It’s hard. But we can do it!

Since last year, we can see many compost bins show up on campus and in the buildings. UW also announced the increase of recycle and compost rate, it is a good news for us and to the environment where we live.

This quarter, I and my colleague have a chance to run a little garbology research on campus. We pick up two trash bags from Physics Building and Denny Hall and analyze them. Originally we want to see if there are any differences of trash between ‘Hard’ and ‘Soft’ science. Except the Physics-related magazine, it seems hard to differ these two trash from this single study.
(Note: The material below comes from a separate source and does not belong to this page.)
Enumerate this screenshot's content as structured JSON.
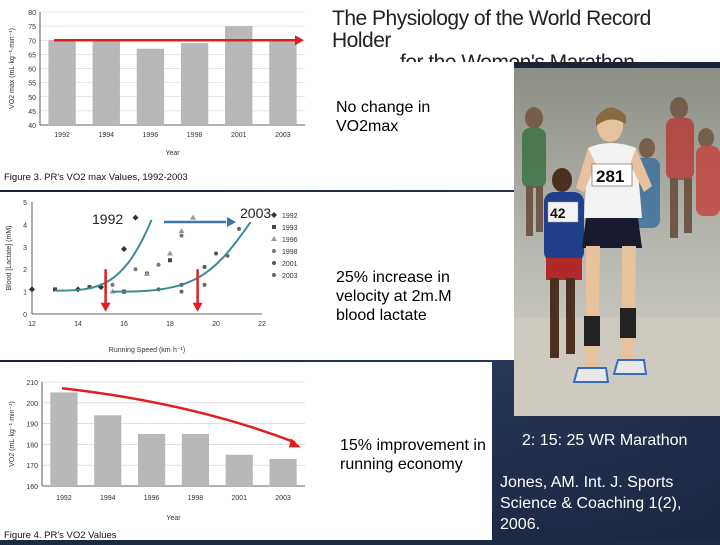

If we want to derive some more concrete results, we better to have a long term observation of the trash from these two buildings.

However we do find some interesting results other than our original plan. After the analysis of trash, we find that there are many compostable stuff in the trash bag, so we sort the trash again. For the trash bin context, there is no compost bin close to the Physics trash where we collect, but there is one compost bin close to the trash bin where we collect in Denny. It seems the set of compost bin beside the trash bin indeed influence our behavior of throwing trash.

Most of the paper towels, napkins and coffee cups are compostable, and some bio-plastic cup for cold drinks are compostable as well, but we still find a lot of these stuff in the trash. Compare to where I came from, Taiwan, the recycle and compost process is relatively easy, we just need to sort our trash and put them into right bins. In Taiwan, we have to clean and rip off the un-recyclable parts before we dump it. That why I say it is easy to do out here.